11) People using perfumes, which cost above thousand rupees, must be counselled with the help of specialists in common sense that the human nose doesn’t come with built-in sensors to differentiate between ordinary body-sprays and expensive ones. And it also needs to explained to any man that women are not going to be aroused into carnal pleasure just because he spends Rs.10,000 on a vial of perfume.

12)
Call all the intelligent scientists of the world. Bring in all the top IQed men and women. Get them all together and figure out  how a person could be named: Uda Walawwe Mahim Bandaralage Chanaka Asanga Welegedara. This Sri Lankan fast bowler has obesity in his name itself.

13) Union of Sports and whatever other portfolio he holds has to declare on the floor of both Lok Sabha and Rajya Sabha on the need for the government to run the Wushu Kung-Fu Federation of India.
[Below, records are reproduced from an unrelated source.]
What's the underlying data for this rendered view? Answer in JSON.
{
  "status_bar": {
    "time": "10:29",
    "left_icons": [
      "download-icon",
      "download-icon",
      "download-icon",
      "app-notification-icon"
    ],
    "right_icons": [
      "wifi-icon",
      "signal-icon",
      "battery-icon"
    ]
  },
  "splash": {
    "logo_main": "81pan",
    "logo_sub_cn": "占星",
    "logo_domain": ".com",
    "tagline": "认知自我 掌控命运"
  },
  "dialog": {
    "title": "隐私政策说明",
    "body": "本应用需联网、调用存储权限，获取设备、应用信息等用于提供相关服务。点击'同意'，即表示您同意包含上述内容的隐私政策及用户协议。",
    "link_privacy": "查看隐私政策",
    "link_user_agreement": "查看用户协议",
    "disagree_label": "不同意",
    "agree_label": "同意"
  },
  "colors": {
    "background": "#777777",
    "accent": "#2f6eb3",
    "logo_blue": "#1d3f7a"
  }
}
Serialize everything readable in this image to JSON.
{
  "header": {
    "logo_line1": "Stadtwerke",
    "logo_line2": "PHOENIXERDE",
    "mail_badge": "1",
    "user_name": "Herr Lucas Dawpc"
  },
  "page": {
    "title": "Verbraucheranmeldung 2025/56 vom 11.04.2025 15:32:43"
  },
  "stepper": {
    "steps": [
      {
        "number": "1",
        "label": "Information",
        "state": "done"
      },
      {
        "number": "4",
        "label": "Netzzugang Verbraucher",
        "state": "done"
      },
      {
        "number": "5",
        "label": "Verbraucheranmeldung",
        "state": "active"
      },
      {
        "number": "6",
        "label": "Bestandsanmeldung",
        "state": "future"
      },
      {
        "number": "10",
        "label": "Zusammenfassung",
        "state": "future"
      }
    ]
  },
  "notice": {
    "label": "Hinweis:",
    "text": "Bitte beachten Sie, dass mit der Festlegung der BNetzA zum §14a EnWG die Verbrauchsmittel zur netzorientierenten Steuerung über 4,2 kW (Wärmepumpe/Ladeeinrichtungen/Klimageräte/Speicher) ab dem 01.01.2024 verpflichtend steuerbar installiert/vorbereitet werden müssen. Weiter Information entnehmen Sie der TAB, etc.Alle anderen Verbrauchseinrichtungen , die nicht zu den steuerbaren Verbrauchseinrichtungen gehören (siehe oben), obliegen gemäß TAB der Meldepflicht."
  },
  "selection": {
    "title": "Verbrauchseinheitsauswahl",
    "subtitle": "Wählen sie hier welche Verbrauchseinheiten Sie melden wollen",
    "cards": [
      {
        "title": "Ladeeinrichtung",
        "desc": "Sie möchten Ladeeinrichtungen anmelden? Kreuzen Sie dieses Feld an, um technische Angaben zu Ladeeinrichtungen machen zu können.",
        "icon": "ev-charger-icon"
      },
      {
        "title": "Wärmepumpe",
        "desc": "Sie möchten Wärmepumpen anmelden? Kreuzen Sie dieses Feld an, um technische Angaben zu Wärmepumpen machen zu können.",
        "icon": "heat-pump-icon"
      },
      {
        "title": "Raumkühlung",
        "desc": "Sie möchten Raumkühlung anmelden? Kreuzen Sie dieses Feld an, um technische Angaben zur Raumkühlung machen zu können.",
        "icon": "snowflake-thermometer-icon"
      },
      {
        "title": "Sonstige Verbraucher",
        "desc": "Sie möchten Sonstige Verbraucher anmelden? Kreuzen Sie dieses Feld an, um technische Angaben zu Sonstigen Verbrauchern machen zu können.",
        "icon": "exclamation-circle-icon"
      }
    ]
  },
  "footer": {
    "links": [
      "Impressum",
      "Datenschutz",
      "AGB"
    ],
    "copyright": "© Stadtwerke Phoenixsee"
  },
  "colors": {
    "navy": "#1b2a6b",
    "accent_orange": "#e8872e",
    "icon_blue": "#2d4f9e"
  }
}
He has also got to elaborate what the heck is this Wushu Kung-Fu. (Latest news: After a bit of googling, it has come to light that Wushu Kung-Fu is an ancient form of martial art that nobody is interested in anymore, and this includes also the makers of insufferable Chinese movies shot in low budget in downtown Hong Kong).

14) The man, or the team, that invented the idea of Captcha need to be gassed. Now, Captcha is the system of rightly typing out randomly scribbled askew letters for validating that the user is a human being and not a spam machine. There are any number of ways to establish humanness. But this has to be the most cruel way ever devised. And if this doesn’t deserve extinction, human kind can never be saved.

15) The nation should pardon Akshay Kumar’s dress sense. While it is at it, an all-party delegation should go to Kareena Kapoor and tell her that meaning to look slim is fine. But if she thins anymore there will be a technical problem: No person can be slimmer than her photograph.

16) Writers in English in India should reaslise that this is a land of several hundred languages. To understand English itself requires extra effort. So to involve strange Latin or French phrases in English writing is plain stupid. Ipso Facto, Crank’s Corner is exempt from this rule.